Unlike the sunshine, the glaring floors, or the gleaming silver, the countess’s smile did not hurt Draper’s eyes. Her smile, so full of benevolence and good cheer, beckoned to him and offered a promise of comfort and consolation. She was the sister of two MacGregor spouses, after all, and cousin to Augusta, Baroness of Gribboney, who was married to a third MacGregor.

The countess’s smile was the smile of a family member welcoming a prodigal home. Draper glanced up at a corner of the room, where a fat cherub swaddled in oaken clouds was wielding a wooden bow aimed directly at the tea set.

St. Louis had not deserted the weary traveler after all.

“Well, your ladyship, there was a card game, you see. On the train. In the convivial spirit of the impromptu gathering, my flask made its usual appearance.”

Her gaze filled with commiseration. She poured a steaming cup of tea, added a dash of sugar and a dollop of cream. “Do go on, Mr. Draper.”
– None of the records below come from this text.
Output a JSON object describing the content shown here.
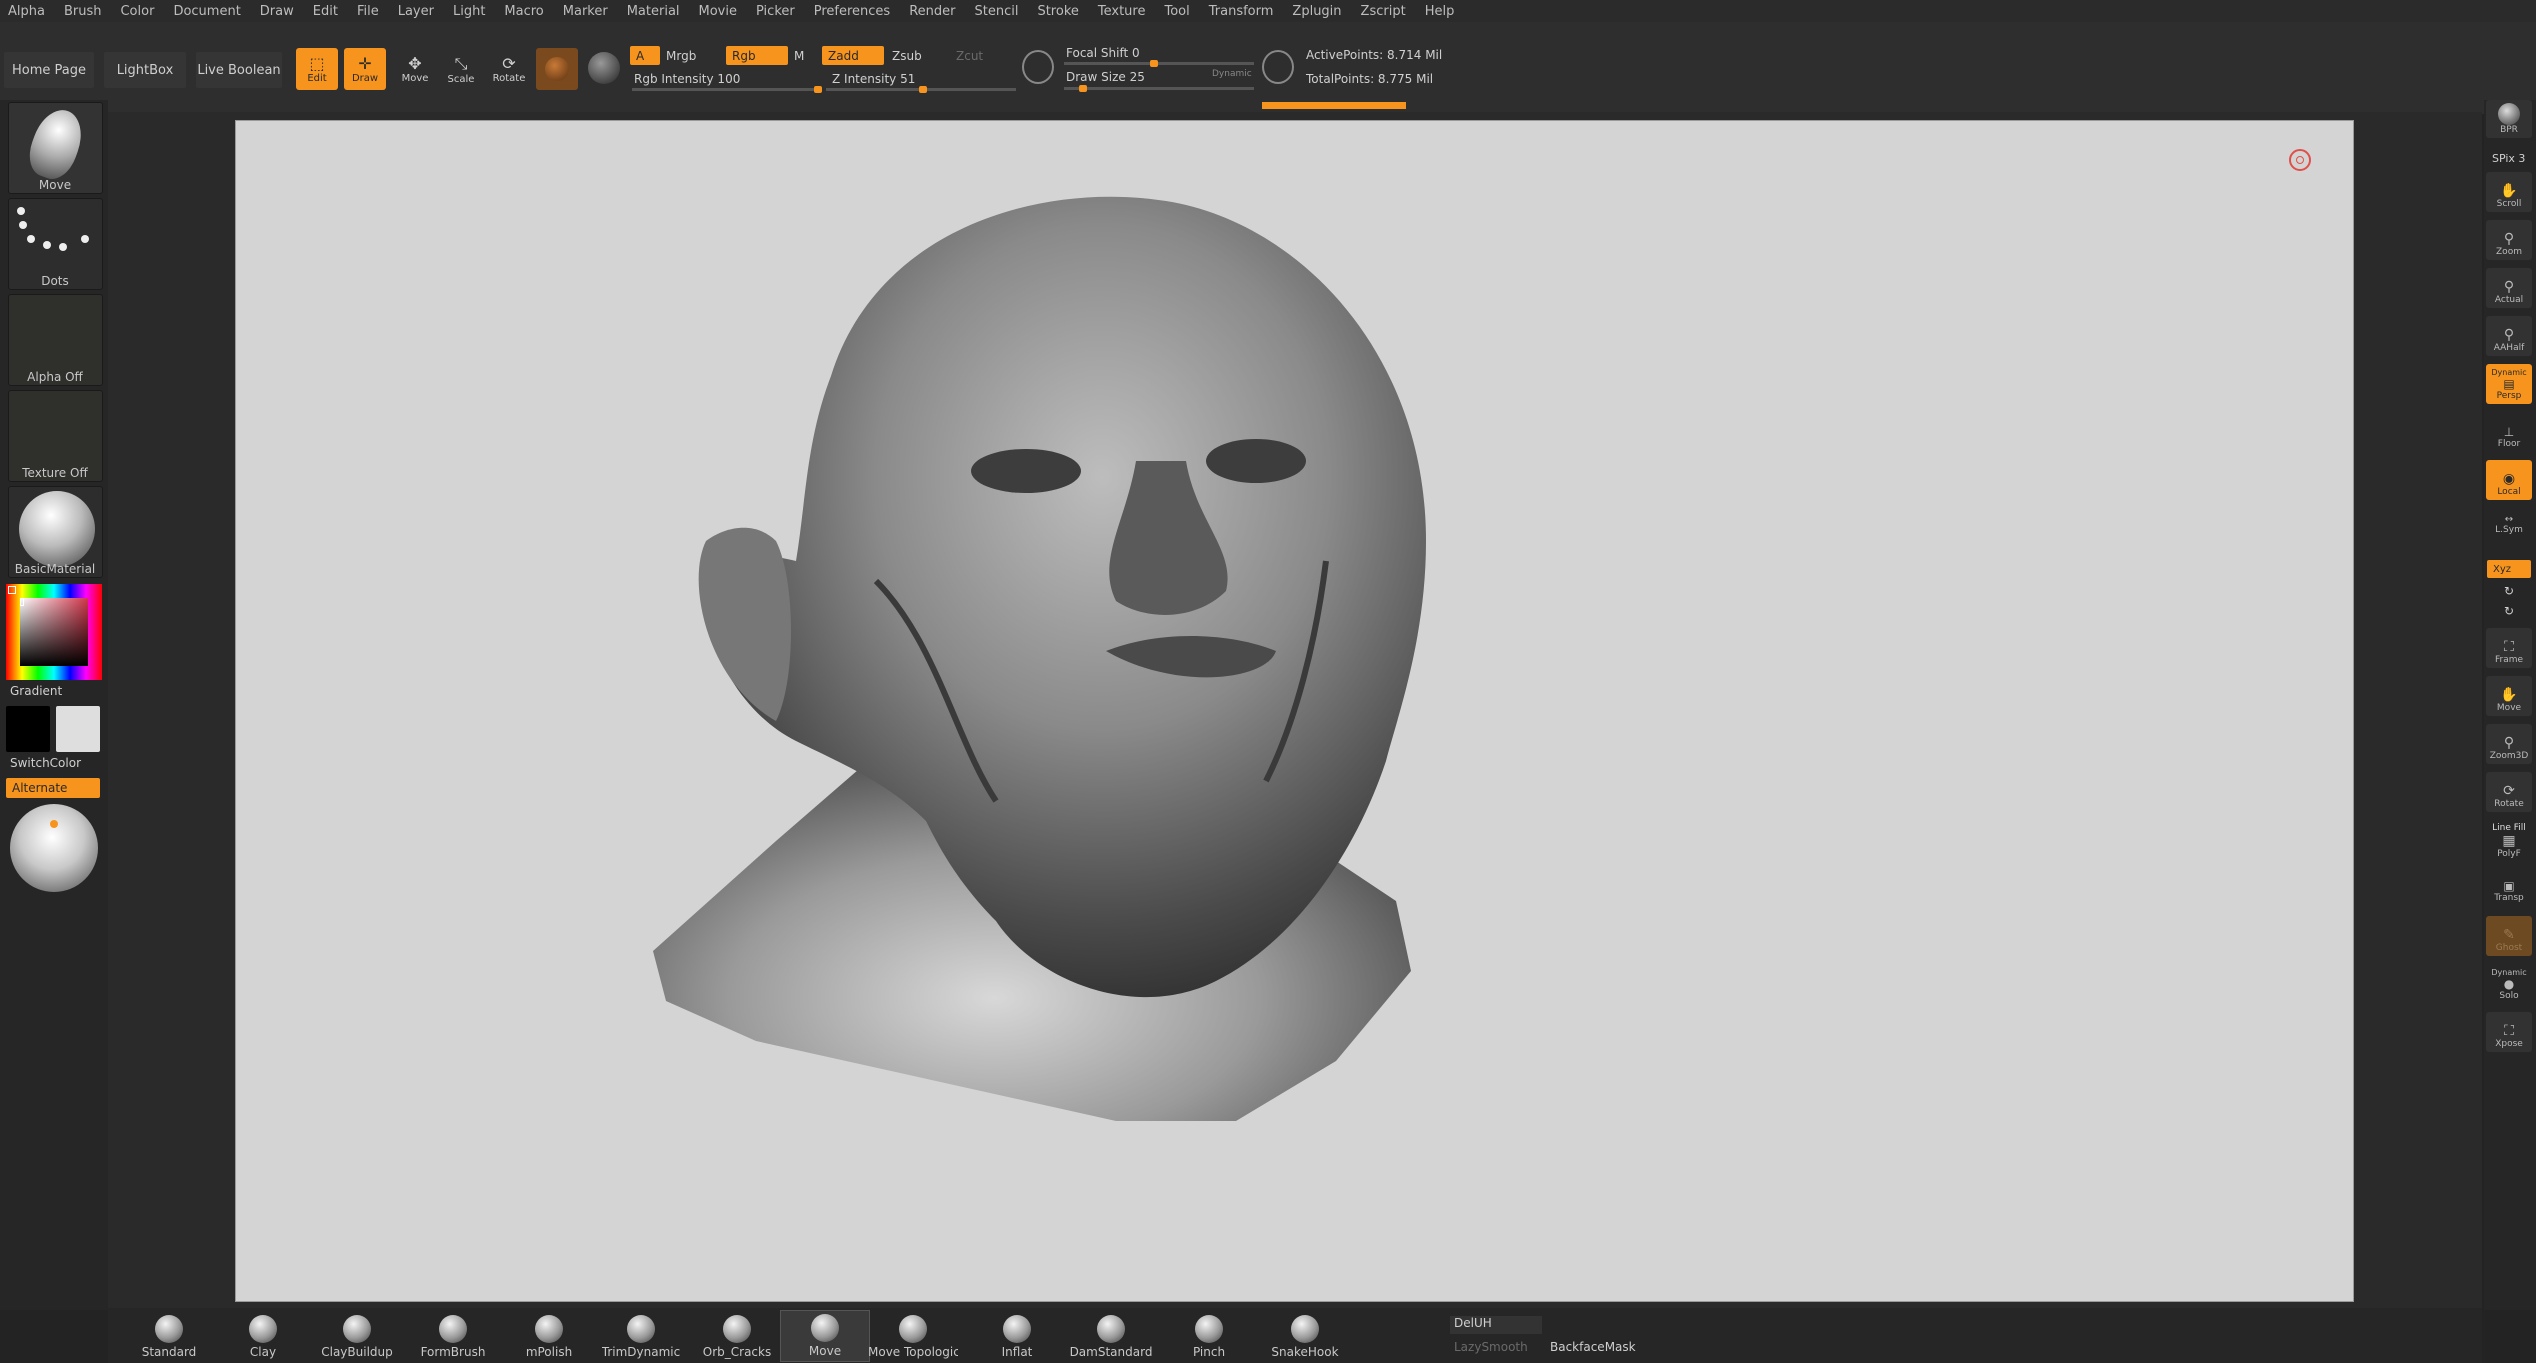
{
  "menu": [
    "Alpha",
    "Brush",
    "Color",
    "Document",
    "Draw",
    "Edit",
    "File",
    "Layer",
    "Light",
    "Macro",
    "Marker",
    "Material",
    "Movie",
    "Picker",
    "Preferences",
    "Render",
    "Stencil",
    "Stroke",
    "Texture",
    "Tool",
    "Transform",
    "Zplugin",
    "Zscript",
    "Help"
  ],
  "top": {
    "home_page": "Home Page",
    "lightbox": "LightBox",
    "live_boolean": "Live Boolean",
    "edit": "Edit",
    "draw": "Draw",
    "move": "Move",
    "scale": "Scale",
    "rotate": "Rotate",
    "a": "A",
    "mrgb": "Mrgb",
    "rgb": "Rgb",
    "m": "M",
    "zadd": "Zadd",
    "zsub": "Zsub",
    "zcut": "Zcut",
    "rgb_intensity": "Rgb Intensity 100",
    "z_intensity": "Z Intensity 51",
    "focal_shift": "Focal Shift 0",
    "draw_size": "Draw Size 25",
    "dynamic": "Dynamic",
    "active_points": "ActivePoints: 8.714 Mil",
    "total_points": "TotalPoints: 8.775 Mil",
    "rgb_intensity_value": 100,
    "z_intensity_value": 51,
    "draw_size_value": 25
  },
  "left": {
    "brush": "Move",
    "stroke": "Dots",
    "alpha": "Alpha Off",
    "texture": "Texture Off",
    "material": "BasicMaterial",
    "gradient": "Gradient",
    "switch_color": "SwitchColor",
    "alternate": "Alternate"
  },
  "right": {
    "bpr": "BPR",
    "spix": "SPix 3",
    "scroll": "Scroll",
    "zoom": "Zoom",
    "actual": "Actual",
    "aahalf": "AAHalf",
    "persp": "Persp",
    "dynamic": "Dynamic",
    "floor": "Floor",
    "local": "Local",
    "lsym": "L.Sym",
    "xyz": "Xyz",
    "frame": "Frame",
    "move": "Move",
    "zoom3d": "Zoom3D",
    "rotate": "Rotate",
    "line_fill": "Line Fill",
    "polyf": "PolyF",
    "transp": "Transp",
    "ghost": "Ghost",
    "dynamic2": "Dynamic",
    "solo": "Solo",
    "xpose": "Xpose"
  },
  "brushes": [
    "Standard",
    "Clay",
    "ClayBuildup",
    "FormBrush",
    "mPolish",
    "TrimDynamic",
    "Orb_Cracks",
    "Move",
    "Move Topologica",
    "Inflat",
    "DamStandard",
    "Pinch",
    "SnakeHook"
  ],
  "bottom": {
    "deluh": "DelUH",
    "lazysmooth": "LazySmooth",
    "backface": "BackfaceMask"
  },
  "colors": {
    "accent": "#f7941d",
    "canvas": "#d4d4d4"
  }
}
By the time he’d downed three cups of very fine oolong, and even managed a nibble of buttered scone, he reached the part about arriving in Manchester, of all the godforsaken destinations, without the very flask given to him by his own dear granny, and without his wallet either.

“The flask, of course, was the greater loss,” he observed.

“Of course it was, you poor man.”

Whereupon the Earl of Spathfoy joined them, forcing Draper to start the whole miserable tale all over again, though this time he began his story from the point where he’d come upon Theobald MacDuie’s smallholding north of Berwick-Upon-Tweed.